Después de haber sido un objeto constante de discusión durante tantas semanas, el teniente ya les era bien conocido a todas: como un posible dios, como un payaso, como un héroe y como un agente de misterio. Sin que el teniente se diera cuenta de ello, había alcanzado un raro estatus en la cultura comanche, un estatus que quizá fuera precisamente más apreciado por estas mujeres.

Se había convertido en una celebridad.

Y ahora su celebridad y su buena apostura natural se habían visto considerablemente aumentadas ante los ojos de estas mujeres por la adición del asombroso peto de hueso.

Hizo la sugerencia de una inclinación ante ellas y salió de entre las sombras con timidez, tratando de pasar de largo sin interrumpir su diversión.

Pero al pasar, una de las mujeres se le acercó impulsivamente y tomó su mano entre las de ella, con suavidad. El contacto le dejó frío. Se quedó mirando fijamente a las mujeres, que ahora emitían risitas nerviosas, y se preguntó si no estarían a punto de gastarle alguna broma.

Dos o tres de ellas empezaron a cantar y, a medida que se animaba la danza, otras mujeres tiraron de sus brazos. Le estaban pidiendo que se uniera a ellas.

No había mucha más gente en las cercanías, así que no tendría una audiencia contemplándole. Y, además, se dijo a sí mismo que no le vendría nada mal hacer un poco de ejercicio.

La danza fue lenta y sencilla. Elevar un pie, sostenerlo en el aire, bajarlo. Elevar el otro pie, sostenerlo en el aire, bajarlo. Se introdujo en el círculo y probó a dar los pasos. Lo aprendió con rapidez y poco después se movía en sintonía con las otras bailarinas, sonriendo tanto como ellas y disfrutando enormemente.

A él siempre le había resultado fácil dedicarse al baile. Era una de sus distracciones favoritas. A medida que la música de las voces de las mujeres parecía transportarle, levantó aún más los pies, elevándolos y descendiéndolos con una gracia recién inventada. Empezó a mover los brazos como ruedas, participando cada vez más en el ritmo. Finalmente, cuando ya se estaba sintiendo realmente bien, el todavía sonriente teniente cerró los ojos y se dejó perder por completo en el éxtasis del movimiento.

Eso le impidió darse cuenta de que el círculo había empezado a estrecharse. Hasta que no tropezó con la espalda de la mujer que tenía delante de él no se dio cuenta de lo cercanos que estaban unos de otros. Miró con recelo a las mujeres, pero ellas le tranquilizaron con alegres sonrisas.
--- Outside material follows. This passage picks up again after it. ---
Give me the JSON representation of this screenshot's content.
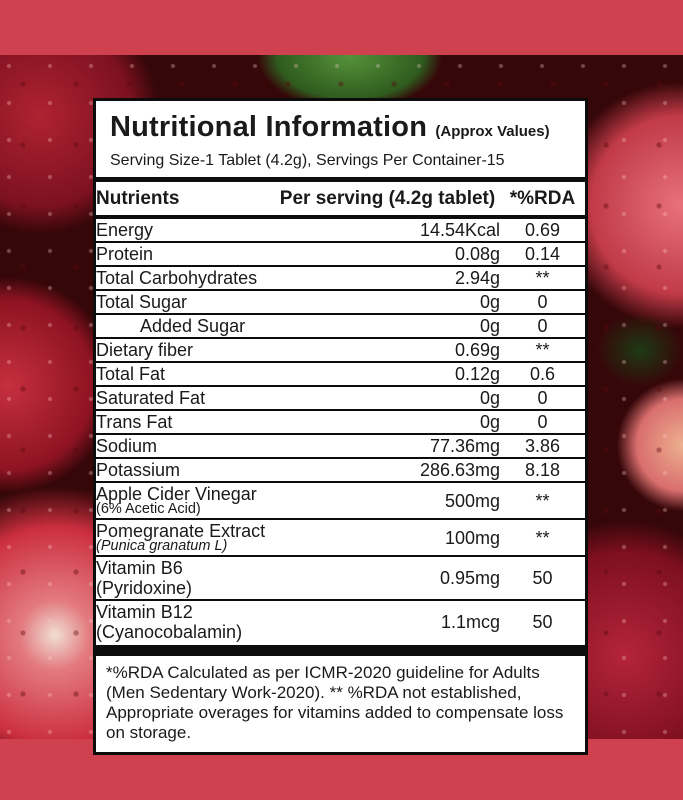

Dunbar continuó bailando.

Ahora, sentía de vez en cuando en la espalda el contacto de unos pechos, inconfundiblemente suaves. Su cintura permanecía en contacto regular con la cadera que se movía delante de él. Al tratar de mantener una cierta distancia, los pechos de su espalda le presionaron de nuevo.

Nada de todo esto era tan excitante como asombroso. Hacía tanto tiempo que no había sentido el contacto de una mujer, que ahora casi le parecía algo totalmente nuevo, demasiado como para saber lo que debía hacer.
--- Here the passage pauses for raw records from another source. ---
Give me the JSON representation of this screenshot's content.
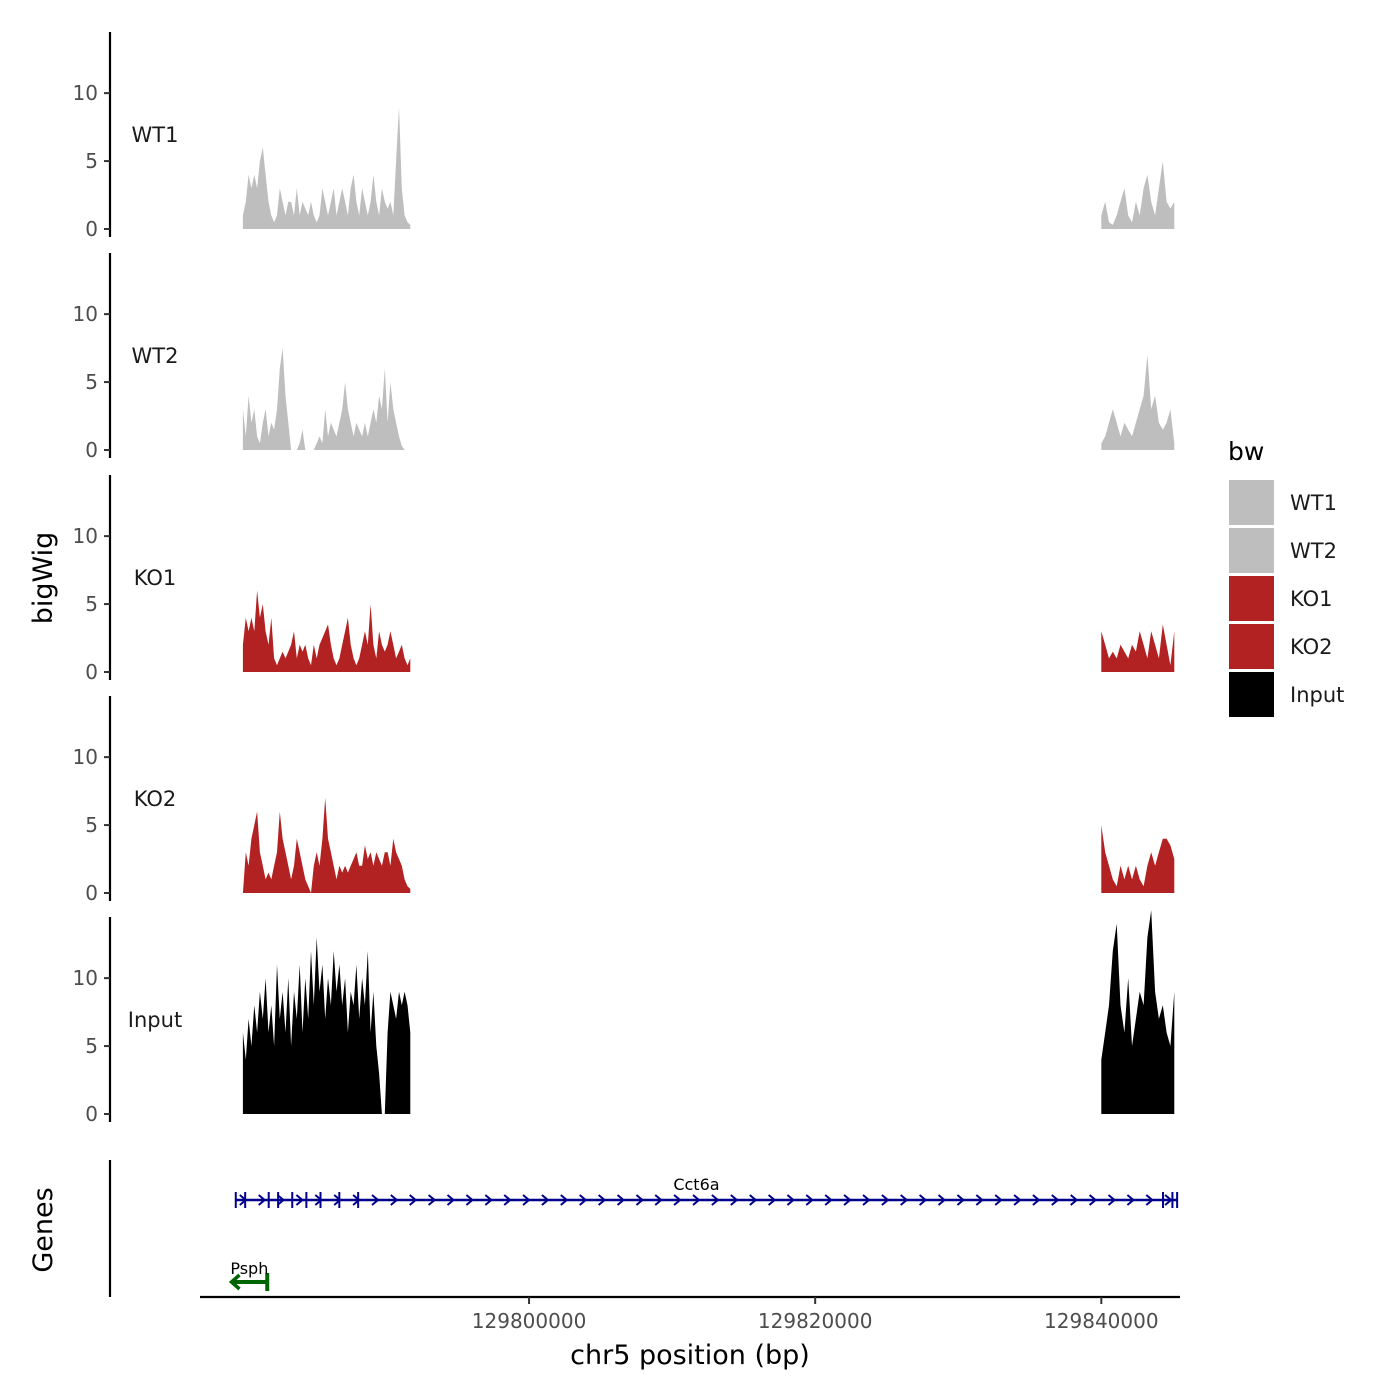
{
  "chart_data": {
    "type": "area",
    "title": "",
    "xlabel": "chr5 position (bp)",
    "ylabel": "bigWig",
    "genes_label": "Genes",
    "xlim": [
      129777000,
      129845500
    ],
    "x_ticks": [
      129800000,
      129820000,
      129840000
    ],
    "x_tick_labels": [
      "129800000",
      "129820000",
      "129840000"
    ],
    "ylim": [
      0,
      14.5
    ],
    "y_ticks": [
      0,
      5,
      10
    ],
    "y_tick_labels": [
      "0",
      "5",
      "10"
    ],
    "legend": {
      "title": "bw",
      "position": "right",
      "entries": [
        {
          "label": "WT1",
          "color": "#bebebe"
        },
        {
          "label": "WT2",
          "color": "#bebebe"
        },
        {
          "label": "KO1",
          "color": "#b22222"
        },
        {
          "label": "KO2",
          "color": "#b22222"
        },
        {
          "label": "Input",
          "color": "#000000"
        }
      ]
    },
    "regions": [
      {
        "start": 129780000,
        "end": 129791700
      },
      {
        "start": 129840000,
        "end": 129845100
      }
    ],
    "series": [
      {
        "name": "WT1",
        "color": "#bebebe",
        "regions": [
          [
            1,
            2,
            4,
            3,
            4,
            3,
            5,
            6,
            4,
            2,
            1,
            0.5,
            1,
            3,
            2,
            1,
            2,
            2,
            1,
            3,
            1,
            2,
            1.5,
            1,
            2,
            1,
            0.5,
            1,
            3,
            2,
            1,
            2,
            3,
            1,
            2,
            3,
            2,
            1,
            3,
            4,
            2,
            1,
            3,
            2,
            1,
            2,
            4,
            2,
            1,
            3,
            2,
            1.5,
            2,
            1,
            5,
            9,
            3,
            1,
            0.5,
            0.3
          ],
          [
            1,
            2,
            0.5,
            0.3,
            1,
            2,
            3,
            1,
            0.5,
            2,
            1,
            3,
            4,
            2,
            1,
            3,
            5,
            2,
            1.5,
            2
          ]
        ]
      },
      {
        "name": "WT2",
        "color": "#bebebe",
        "regions": [
          [
            3,
            1,
            4,
            2,
            3,
            1,
            0.5,
            2,
            3,
            1,
            2,
            1.5,
            3,
            6,
            7.5,
            4,
            2,
            0,
            0,
            0,
            0.5,
            1.5,
            0,
            0,
            0,
            0,
            0.5,
            1,
            0.5,
            3,
            1,
            2,
            1.5,
            1,
            2,
            3,
            5,
            3,
            2,
            1,
            2,
            1.5,
            1,
            2,
            1,
            2,
            3,
            2,
            4,
            3,
            6,
            2,
            5,
            3,
            2,
            1,
            0.3,
            0,
            0,
            0
          ],
          [
            0.5,
            1,
            2,
            3,
            2,
            1,
            2,
            1.5,
            1,
            2,
            3,
            4,
            7,
            3,
            4,
            2,
            1.5,
            2,
            3,
            0.5
          ]
        ]
      },
      {
        "name": "KO1",
        "color": "#b22222",
        "regions": [
          [
            2,
            4,
            3,
            4,
            3,
            6,
            4,
            5,
            3,
            2,
            4,
            1,
            0.5,
            1,
            1.5,
            1,
            1.5,
            2,
            3,
            1,
            2,
            1.5,
            2,
            1,
            0.5,
            2,
            1,
            2,
            2.5,
            3,
            3.5,
            2,
            1,
            0.5,
            1,
            2,
            3,
            4,
            2,
            1,
            0.5,
            1,
            2,
            3,
            2,
            5,
            2,
            1,
            3,
            2,
            1.5,
            2,
            3,
            2,
            1,
            1.5,
            2,
            1,
            0.5,
            1
          ],
          [
            3,
            2,
            1,
            1.5,
            1,
            2,
            1.5,
            1,
            2,
            1.5,
            3,
            2,
            1,
            3,
            2,
            1,
            3.5,
            2,
            0.5,
            3
          ]
        ]
      },
      {
        "name": "KO2",
        "color": "#b22222",
        "regions": [
          [
            0,
            3,
            2,
            4,
            5,
            6,
            3,
            2,
            1,
            1.5,
            1,
            2,
            3,
            6,
            4,
            3,
            2,
            1,
            2,
            4,
            3,
            2,
            1,
            0.5,
            0,
            2,
            3,
            2,
            4,
            7,
            4,
            3,
            2,
            1,
            2,
            1.5,
            2,
            1.5,
            2,
            2.5,
            3,
            2,
            2,
            3.5,
            2.5,
            3,
            2,
            3,
            2.5,
            2,
            3,
            3,
            2,
            4,
            3,
            2.5,
            2,
            1,
            0.5,
            0.3
          ],
          [
            5,
            3,
            2,
            1,
            0.5,
            2,
            1,
            2,
            1,
            2,
            1,
            0.5,
            2,
            3,
            2,
            3,
            4,
            4,
            3.5,
            2.5
          ]
        ]
      },
      {
        "name": "Input",
        "color": "#000000",
        "regions": [
          [
            6,
            4,
            7,
            5,
            8,
            6,
            9,
            7,
            10,
            6,
            8,
            5,
            11,
            7,
            9,
            6,
            10,
            5,
            9,
            7,
            11,
            6,
            10,
            7,
            12,
            8,
            13,
            9,
            11,
            7,
            10,
            8,
            12,
            9,
            11,
            8,
            10,
            6,
            9,
            8,
            11,
            7,
            10,
            8,
            12,
            6,
            9,
            5,
            3,
            0,
            0,
            6,
            9,
            8,
            7,
            9,
            8,
            9,
            8,
            6
          ],
          [
            4,
            6,
            8,
            12,
            14,
            8,
            6,
            10,
            5,
            7,
            9,
            8,
            13,
            15,
            9,
            7,
            8,
            6,
            5,
            9
          ]
        ]
      }
    ],
    "genes": [
      {
        "name": "Cct6a",
        "strand": "+",
        "start": 129779500,
        "end": 129845300,
        "color": "#00008b"
      },
      {
        "name": "Psph",
        "strand": "-",
        "start": 129779200,
        "end": 129781700,
        "color": "#006400"
      }
    ]
  }
}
No había nada abierto en los rostros de las mujeres cuando el círculo se apretó aún más. Las sonrisas eran constantes. Como también lo era la presión de nalgas y pechos.

Ahora, él ya no levantaba los pies. Estaban demasiado apretados y se veía reducido a menearlos arriba y abajo.

El círculo se deshizo entonces y las mujeres se apretaron contra él. Sus manos le tocaron juguetonamente, pasando por la espalda, el estómago, la parte inferior de la espalda. De pronto, le frotaron su lugar más íntimo en la parte delantera de los pantalones.

Un segundo más y habría salido disparado de allí, pero antes de que pudiera hacer un solo movimiento, las mujeres desaparecieron.

Las vio deslizarse hacia la oscuridad como escolares azoradas. Luego, se volvió para ver qué era lo que las había asustado.

Estaba de pie, solo, al borde de la hoguera, resplandeciente y ominoso con un gorro de cabeza de búho. Pájaro Guía le gruñó algo, pero el teniente no pudo saber si estaba disgustado o no.

El chamán se volvió, apartándose de la hoguera y el teniente Dunbar lo siguió como un cachorro que creyera haber hecho algo malo pero que no ha sido castigado todavía.